LionWeb-io / lionweb-repository

Reference implementation of LionWeb repository
Apache License 2.0
2 stars 1 forks source link

Add history to the repository #55

Closed joswarmer closed 1 month ago

joswarmer commented 2 months ago

The lionweb-repository now supports history, where old versions of nodes are kept around. Uses views and triggers top hide the history management from the server using it.

enikao commented 1 month ago

Have you thought about using PreparedStatement or ParameterizedQuery instead of string concatenation for queries? Strings are virtually guaranteed to attract Bobby Tables.

joswarmer commented 1 month ago

Have you thought about using PreparedStatement or ParameterizedQuery instead of string concatenation for queries? Strings are virtually guaranteed to attract Bobby Tables.

I did think about it and Meinte also mentioned this. I am using the pg-promise package to build queries most of the time, this should be safe against attacks. However, depending on a library is not as safe as using parameterized queries.

I think things are fine for now, developing is easier and more flexible this way. However, when someone wants to use the repository in production, we might need to change some or all SQL to using PreparedStatements or ParameterizedQueries.

dslmeinte commented 1 month ago

Using PreparedStatements and ParametrizedQuerys might also have some performance benefits, although having the right indices probably brings a lot more.
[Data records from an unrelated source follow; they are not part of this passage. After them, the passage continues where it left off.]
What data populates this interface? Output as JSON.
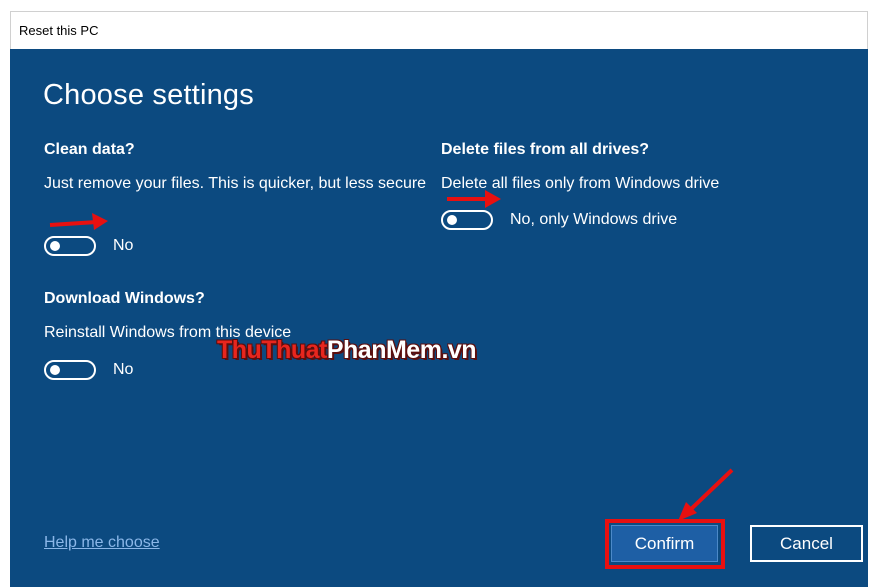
{
  "window": {
    "title": "Reset this PC"
  },
  "dialog": {
    "heading": "Choose settings",
    "clean_data": {
      "title": "Clean data?",
      "description": "Just remove your files. This is quicker, but less secure",
      "toggle_state": "No"
    },
    "delete_drives": {
      "title": "Delete files from all drives?",
      "description": "Delete all files only from Windows drive",
      "toggle_state": "No, only Windows drive"
    },
    "download_windows": {
      "title": "Download Windows?",
      "description": "Reinstall Windows from this device",
      "toggle_state": "No"
    },
    "help_link": "Help me choose",
    "buttons": {
      "confirm": "Confirm",
      "cancel": "Cancel"
    }
  },
  "watermark": {
    "part1": "ThuThuat",
    "part2": "PhanMem",
    "part3": ".vn"
  },
  "colors": {
    "dialog_bg": "#0c4a80",
    "confirm_bg": "#1e5fa5",
    "link": "#8bb7e8",
    "annotation_red": "#e81010"
  }
}
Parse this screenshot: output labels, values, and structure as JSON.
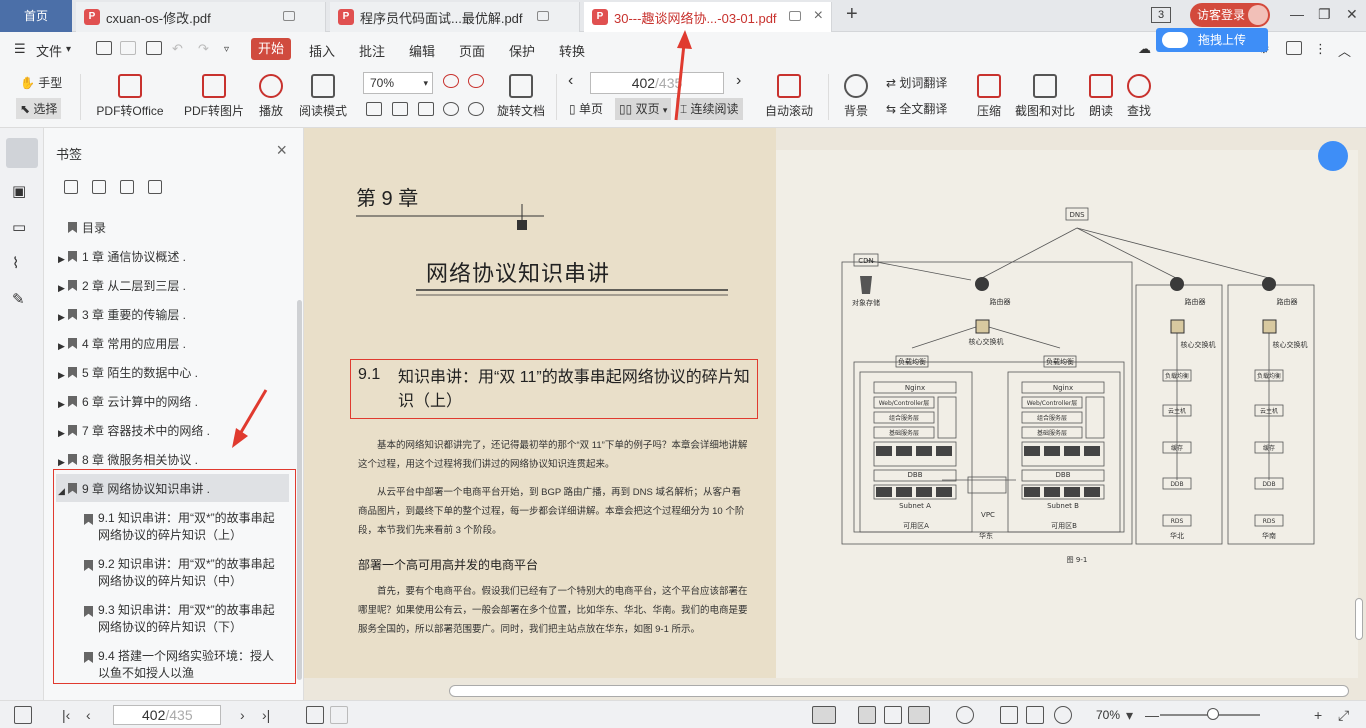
{
  "tabs": {
    "home": "首页",
    "items": [
      {
        "title": "cxuan-os-修改.pdf"
      },
      {
        "title": "程序员代码面试...最优解.pdf"
      },
      {
        "title": "30---趣谈网络协...-03-01.pdf"
      }
    ],
    "badge": "3",
    "visitor_login": "访客登录",
    "upload": "拖拽上传"
  },
  "menu": {
    "file": "文件",
    "items": [
      "开始",
      "插入",
      "批注",
      "编辑",
      "页面",
      "保护",
      "转换"
    ]
  },
  "ribbon": {
    "hand": "手型",
    "select": "选择",
    "pdf_to_office": "PDF转Office",
    "pdf_to_image": "PDF转图片",
    "play": "播放",
    "read_mode": "阅读模式",
    "zoom": "70%",
    "rotate": "旋转文档",
    "page_current": "402",
    "page_total": "/435",
    "single": "单页",
    "double": "双页",
    "continuous": "连续阅读",
    "auto_scroll": "自动滚动",
    "background": "背景",
    "word_translate": "划词翻译",
    "full_translate": "全文翻译",
    "compress": "压缩",
    "screenshot_compare": "截图和对比",
    "read_aloud": "朗读",
    "find": "查找"
  },
  "bookmarks": {
    "title": "书签",
    "root": "目录",
    "chapters": [
      "1 章 通信协议概述 .",
      "2 章 从二层到三层 .",
      "3 章 重要的传输层 .",
      "4 章 常用的应用层 .",
      "5 章 陌生的数据中心 .",
      "6 章 云计算中的网络 .",
      "7 章 容器技术中的网络 .",
      "8 章 微服务相关协议 .",
      "9 章 网络协议知识串讲 ."
    ],
    "sub": [
      "9.1 知识串讲：用“双*”的故事串起网络协议的碎片知识（上）",
      "9.2 知识串讲：用“双*”的故事串起网络协议的碎片知识（中）",
      "9.3 知识串讲：用“双*”的故事串起网络协议的碎片知识（下）",
      "9.4 搭建一个网络实验环境：授人以鱼不如授人以渔"
    ]
  },
  "page_left": {
    "chapter": "第 9 章",
    "chapter_title": "网络协议知识串讲",
    "section_num": "9.1",
    "section_title": "知识串讲：用“双 11”的故事串起网络协议的碎片知识（上）",
    "para1": "基本的网络知识都讲完了，还记得最初举的那个“双 11”下单的例子吗？本章会详细地讲解这个过程，用这个过程将我们讲过的网络协议知识连贯起来。",
    "para2": "从云平台中部署一个电商平台开始，到 BGP 路由广播，再到 DNS 域名解析；从客户看商品图片，到最终下单的整个过程，每一步都会详细讲解。本章会把这个过程细分为 10 个阶段，本节我们先来看前 3 个阶段。",
    "subheading": "部署一个高可用高并发的电商平台",
    "para3": "首先，要有个电商平台。假设我们已经有了一个特别大的电商平台，这个平台应该部署在哪里呢？如果使用公有云，一般会部署在多个位置，比如华东、华北、华南。我们的电商是要服务全国的，所以部署范围要广。同时，我们把主站点放在华东，如图 9-1 所示。"
  },
  "diagram": {
    "dns": "DNS",
    "cdn": "CDN",
    "obj_storage": "对象存储",
    "router": "路由器",
    "core_switch": "核心交换机",
    "lb": "负载均衡",
    "nginx": "Nginx",
    "web_layer": "Web/Controller层",
    "combo_service": "组合服务层",
    "base_service": "基础服务层",
    "cache_layer": "缓存层",
    "cache": "CACHE",
    "db": "DBB",
    "mysql": "MySQL",
    "gov_center": "治理中心",
    "sync_tool": "数据库同步工具",
    "subnet_a": "Subnet A",
    "subnet_b": "Subnet B",
    "vpc": "VPC",
    "az_a": "可用区A",
    "az_b": "可用区B",
    "east": "华东",
    "north": "华北",
    "south": "华南",
    "cloud_host": "云主机",
    "cache_cn": "缓存",
    "ddb": "DDB",
    "rds": "RDS",
    "fig": "图 9-1"
  },
  "statusbar": {
    "page_current": "402",
    "page_total": "/435",
    "zoom": "70%"
  }
}
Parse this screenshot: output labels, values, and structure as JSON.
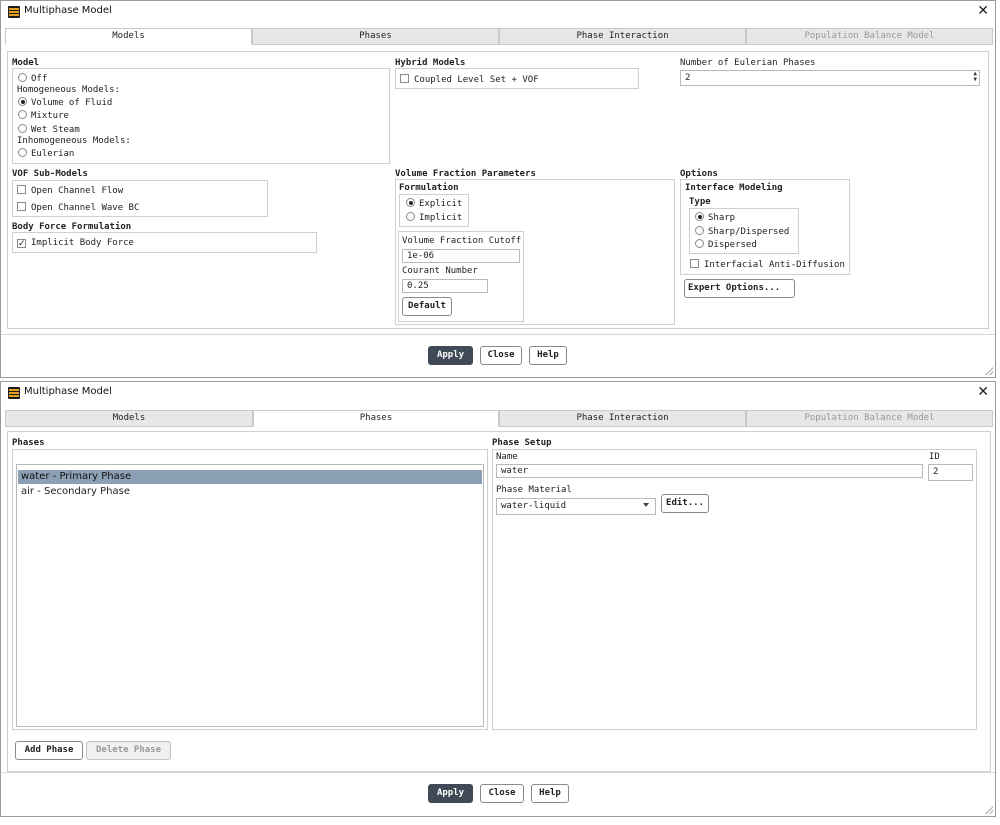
{
  "window_title": "Multiphase Model",
  "tabs": [
    "Models",
    "Phases",
    "Phase Interaction",
    "Population Balance Model"
  ],
  "dialog1": {
    "model": {
      "heading": "Model",
      "off": "Off",
      "homogeneous_heading": "Homogeneous Models:",
      "vof": "Volume of Fluid",
      "mixture": "Mixture",
      "wet_steam": "Wet Steam",
      "inhomogeneous_heading": "Inhomogeneous Models:",
      "eulerian": "Eulerian",
      "selected": "Volume of Fluid"
    },
    "hybrid": {
      "heading": "Hybrid Models",
      "coupled_level_set": "Coupled Level Set + VOF",
      "coupled_checked": false
    },
    "eulerian_phases": {
      "label": "Number of Eulerian Phases",
      "value": "2"
    },
    "vof_submodels": {
      "heading": "VOF Sub-Models",
      "open_channel_flow": "Open Channel Flow",
      "open_channel_wave_bc": "Open Channel Wave BC"
    },
    "body_force": {
      "heading": "Body Force Formulation",
      "implicit_body_force": "Implicit Body Force",
      "checked": true
    },
    "vfp": {
      "heading": "Volume Fraction Parameters",
      "formulation": "Formulation",
      "explicit": "Explicit",
      "implicit": "Implicit",
      "selected": "Explicit",
      "cutoff_label": "Volume Fraction Cutoff",
      "cutoff_value": "1e-06",
      "courant_label": "Courant Number",
      "courant_value": "0.25",
      "default_button": "Default"
    },
    "options": {
      "heading": "Options",
      "interface_modeling": "Interface Modeling",
      "type": "Type",
      "sharp": "Sharp",
      "sharp_dispersed": "Sharp/Dispersed",
      "dispersed": "Dispersed",
      "selected": "Sharp",
      "anti_diffusion": "Interfacial Anti-Diffusion",
      "expert_button": "Expert Options..."
    }
  },
  "dialog2": {
    "phases_heading": "Phases",
    "phase_list": [
      "water - Primary Phase",
      "air - Secondary Phase"
    ],
    "selected_phase": "water - Primary Phase",
    "setup": {
      "heading": "Phase Setup",
      "name_label": "Name",
      "name_value": "water",
      "id_label": "ID",
      "id_value": "2",
      "material_label": "Phase Material",
      "material_value": "water-liquid",
      "edit_button": "Edit..."
    },
    "add_phase": "Add Phase",
    "delete_phase": "Delete Phase"
  },
  "buttons": {
    "apply": "Apply",
    "close": "Close",
    "help": "Help"
  },
  "colors": {
    "apply_bg": "#3f4a56",
    "list_selection": "#8ca0b5"
  }
}
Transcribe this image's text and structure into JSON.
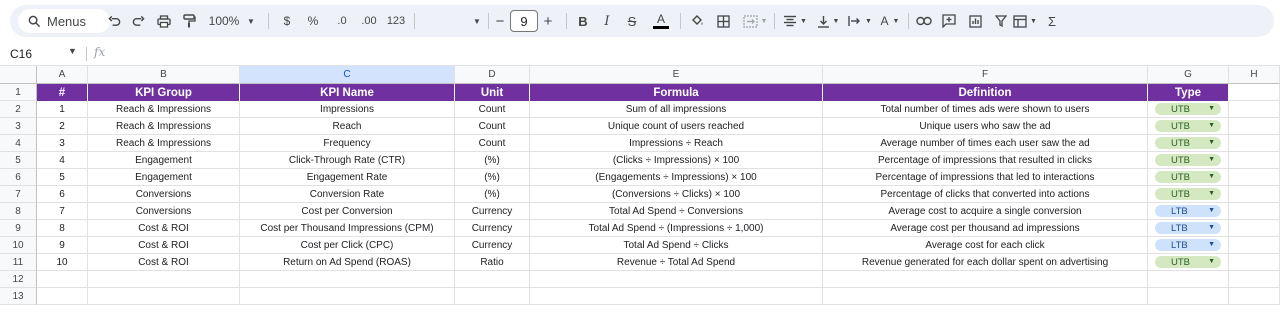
{
  "toolbar": {
    "menus_label": "Menus",
    "zoom": "100%",
    "currency": "$",
    "percent": "%",
    "decrease_decimal": ".0",
    "increase_decimal": ".00",
    "number_format": "123",
    "font_size": "9"
  },
  "formula_bar": {
    "name_box": "C16",
    "fx_label": "fx",
    "value": ""
  },
  "columns": [
    "A",
    "B",
    "C",
    "D",
    "E",
    "F",
    "G",
    "H"
  ],
  "selected_column": "C",
  "rows": [
    "1",
    "2",
    "3",
    "4",
    "5",
    "6",
    "7",
    "8",
    "9",
    "10",
    "11",
    "12",
    "13"
  ],
  "table": {
    "headers": [
      "#",
      "KPI Group",
      "KPI Name",
      "Unit",
      "Formula",
      "Definition",
      "Type"
    ],
    "header_color": "#7030a0",
    "rows": [
      {
        "num": "1",
        "group": "Reach & Impressions",
        "name": "Impressions",
        "unit": "Count",
        "formula": "Sum of all impressions",
        "definition": "Total number of times ads were shown to users",
        "type": "UTB"
      },
      {
        "num": "2",
        "group": "Reach & Impressions",
        "name": "Reach",
        "unit": "Count",
        "formula": "Unique count of users reached",
        "definition": "Unique users who saw the ad",
        "type": "UTB"
      },
      {
        "num": "3",
        "group": "Reach & Impressions",
        "name": "Frequency",
        "unit": "Count",
        "formula": "Impressions ÷ Reach",
        "definition": "Average number of times each user saw the ad",
        "type": "UTB"
      },
      {
        "num": "4",
        "group": "Engagement",
        "name": "Click-Through Rate (CTR)",
        "unit": "(%)",
        "formula": "(Clicks ÷ Impressions) × 100",
        "definition": "Percentage of impressions that resulted in clicks",
        "type": "UTB"
      },
      {
        "num": "5",
        "group": "Engagement",
        "name": "Engagement Rate",
        "unit": "(%)",
        "formula": "(Engagements ÷ Impressions) × 100",
        "definition": "Percentage of impressions that led to interactions",
        "type": "UTB"
      },
      {
        "num": "6",
        "group": "Conversions",
        "name": "Conversion Rate",
        "unit": "(%)",
        "formula": "(Conversions ÷ Clicks) × 100",
        "definition": "Percentage of clicks that converted into actions",
        "type": "UTB"
      },
      {
        "num": "7",
        "group": "Conversions",
        "name": "Cost per Conversion",
        "unit": "Currency",
        "formula": "Total Ad Spend ÷ Conversions",
        "definition": "Average cost to acquire a single conversion",
        "type": "LTB"
      },
      {
        "num": "8",
        "group": "Cost & ROI",
        "name": "Cost per Thousand Impressions (CPM)",
        "unit": "Currency",
        "formula": "Total Ad Spend ÷ (Impressions ÷ 1,000)",
        "definition": "Average cost per thousand ad impressions",
        "type": "LTB"
      },
      {
        "num": "9",
        "group": "Cost & ROI",
        "name": "Cost per Click (CPC)",
        "unit": "Currency",
        "formula": "Total Ad Spend ÷ Clicks",
        "definition": "Average cost for each click",
        "type": "LTB"
      },
      {
        "num": "10",
        "group": "Cost & ROI",
        "name": "Return on Ad Spend (ROAS)",
        "unit": "Ratio",
        "formula": "Revenue ÷ Total Ad Spend",
        "definition": "Revenue generated for each dollar spent on advertising",
        "type": "UTB"
      }
    ]
  },
  "type_chip_colors": {
    "UTB": "#d4e9c2",
    "LTB": "#cfe2fb"
  }
}
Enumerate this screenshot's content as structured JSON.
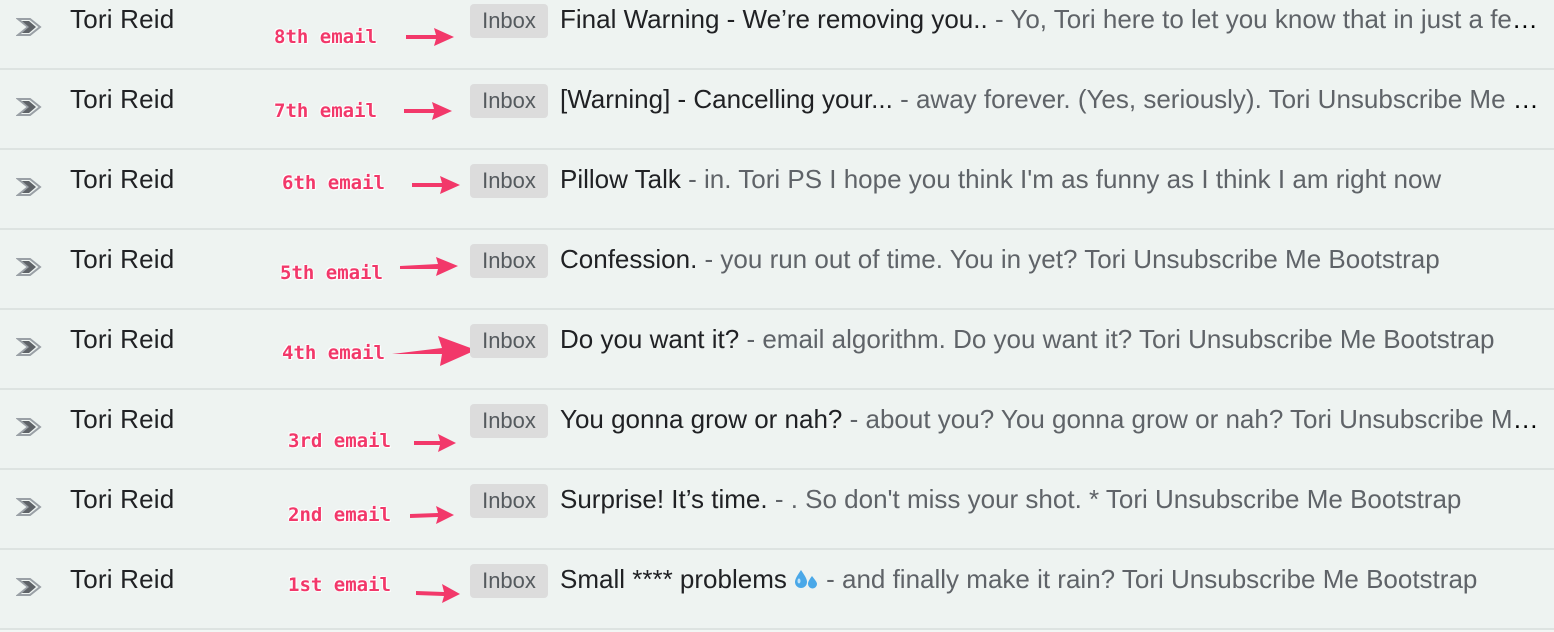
{
  "label_text": "Inbox",
  "separator": " - ",
  "colors": {
    "annotation": "#f2386a",
    "label_bg": "#dcdcdc",
    "row_bg": "#eef3f1"
  },
  "rows": [
    {
      "sender": "Tori Reid",
      "annotation": "8th email",
      "subject": "Final Warning - We’re removing you..",
      "snippet": "Yo, Tori here to let you know that in just a few hours"
    },
    {
      "sender": "Tori Reid",
      "annotation": "7th email",
      "subject": "[Warning] - Cancelling your...",
      "snippet": "away forever. (Yes, seriously). Tori Unsubscribe Me Bootstrap"
    },
    {
      "sender": "Tori Reid",
      "annotation": "6th email",
      "subject": "Pillow Talk",
      "snippet": "in. Tori PS I hope you think I'm as funny as I think I am right now"
    },
    {
      "sender": "Tori Reid",
      "annotation": "5th email",
      "subject": "Confession.",
      "snippet": "you run out of time. You in yet? Tori Unsubscribe Me Bootstrap"
    },
    {
      "sender": "Tori Reid",
      "annotation": "4th email",
      "subject": "Do you want it?",
      "snippet": "email algorithm. Do you want it? Tori Unsubscribe Me Bootstrap"
    },
    {
      "sender": "Tori Reid",
      "annotation": "3rd email",
      "subject": "You gonna grow or nah?",
      "snippet": "about you? You gonna grow or nah? Tori Unsubscribe Me Bootstrap"
    },
    {
      "sender": "Tori Reid",
      "annotation": "2nd email",
      "subject": "Surprise! It’s time.",
      "snippet": ". So don't miss your shot. * Tori Unsubscribe Me Bootstrap"
    },
    {
      "sender": "Tori Reid",
      "annotation": "1st email",
      "subject": "Small **** problems",
      "subject_icon": "sweat-droplets-emoji",
      "snippet": "and finally make it rain? Tori Unsubscribe Me Bootstrap"
    }
  ]
}
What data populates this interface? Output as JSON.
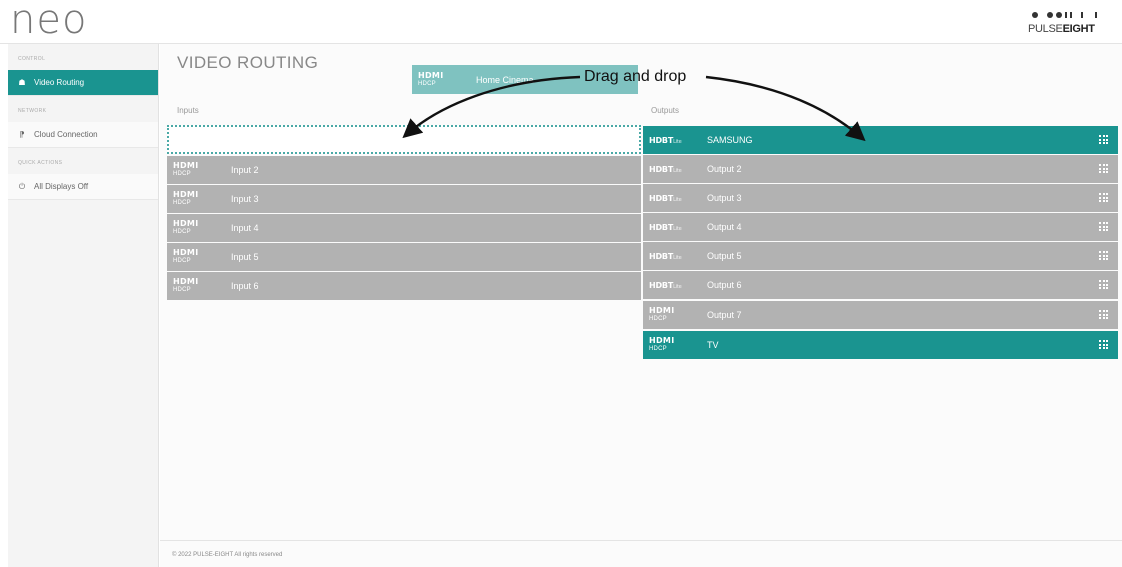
{
  "app": {
    "logo": "neo",
    "brand_name_a": "PULSE",
    "brand_name_b": "EIGHT"
  },
  "sidebar": {
    "sections": [
      {
        "title": "CONTROL",
        "items": [
          {
            "label": "Video Routing",
            "icon": "home-icon",
            "active": true
          }
        ]
      },
      {
        "title": "NETWORK",
        "items": [
          {
            "label": "Cloud Connection",
            "icon": "rss-icon",
            "active": false
          }
        ]
      },
      {
        "title": "QUICK ACTIONS",
        "items": [
          {
            "label": "All Displays Off",
            "icon": "power-icon",
            "active": false
          }
        ]
      }
    ]
  },
  "main": {
    "title": "VIDEO ROUTING",
    "inputs_label": "Inputs",
    "outputs_label": "Outputs",
    "dragged_item": {
      "label": "Home Cinema",
      "badge_a": "HDMI",
      "badge_b": "HDCP"
    },
    "inputs": [
      {
        "label": "Input 2",
        "badge_a": "HDMI",
        "badge_b": "HDCP"
      },
      {
        "label": "Input 3",
        "badge_a": "HDMI",
        "badge_b": "HDCP"
      },
      {
        "label": "Input 4",
        "badge_a": "HDMI",
        "badge_b": "HDCP"
      },
      {
        "label": "Input 5",
        "badge_a": "HDMI",
        "badge_b": "HDCP"
      },
      {
        "label": "Input 6",
        "badge_a": "HDMI",
        "badge_b": "HDCP"
      }
    ],
    "outputs": [
      {
        "label": "SAMSUNG",
        "type": "HDBT",
        "active": true
      },
      {
        "label": "Output 2",
        "type": "HDBT",
        "active": false
      },
      {
        "label": "Output 3",
        "type": "HDBT",
        "active": false
      },
      {
        "label": "Output 4",
        "type": "HDBT",
        "active": false
      },
      {
        "label": "Output 5",
        "type": "HDBT",
        "active": false
      },
      {
        "label": "Output 6",
        "type": "HDBT",
        "active": false
      },
      {
        "label": "Output 7",
        "type": "HDMI",
        "active": false
      },
      {
        "label": "TV",
        "type": "HDMI",
        "active": true
      }
    ],
    "hdbt_badge": "HDBT",
    "hdbt_suffix": "Lite",
    "footer": "© 2022 PULSE-EIGHT All rights reserved"
  },
  "annotation": {
    "text": "Drag and drop"
  },
  "colors": {
    "teal": "#1a9490",
    "grey": "#b2b2b2"
  }
}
joswarmer commented 1 month ago

Using PreparedStatements and ParametrizedQuerys might also have some performance benefits, although having the right indices probably brings a lot more.

There are quite some ways to optimize performance, especially in the bulk load scenario, see https://www.postgresql.org/docs/current/populate.html.

Also adding the option to not use history tables might be good for performance in case you do not need history.

And splitting the current history table that contains all rows including historical ones into two separate tables, one for current data, one for all historical data, could also improve performance if your main usage is on the current state.

Maybe we should create two issues:

joswarmer commented 1 month ago

Input parameters like node id's are also validated to conform to the LionWeb format, so they cannot be use in SQL attacks.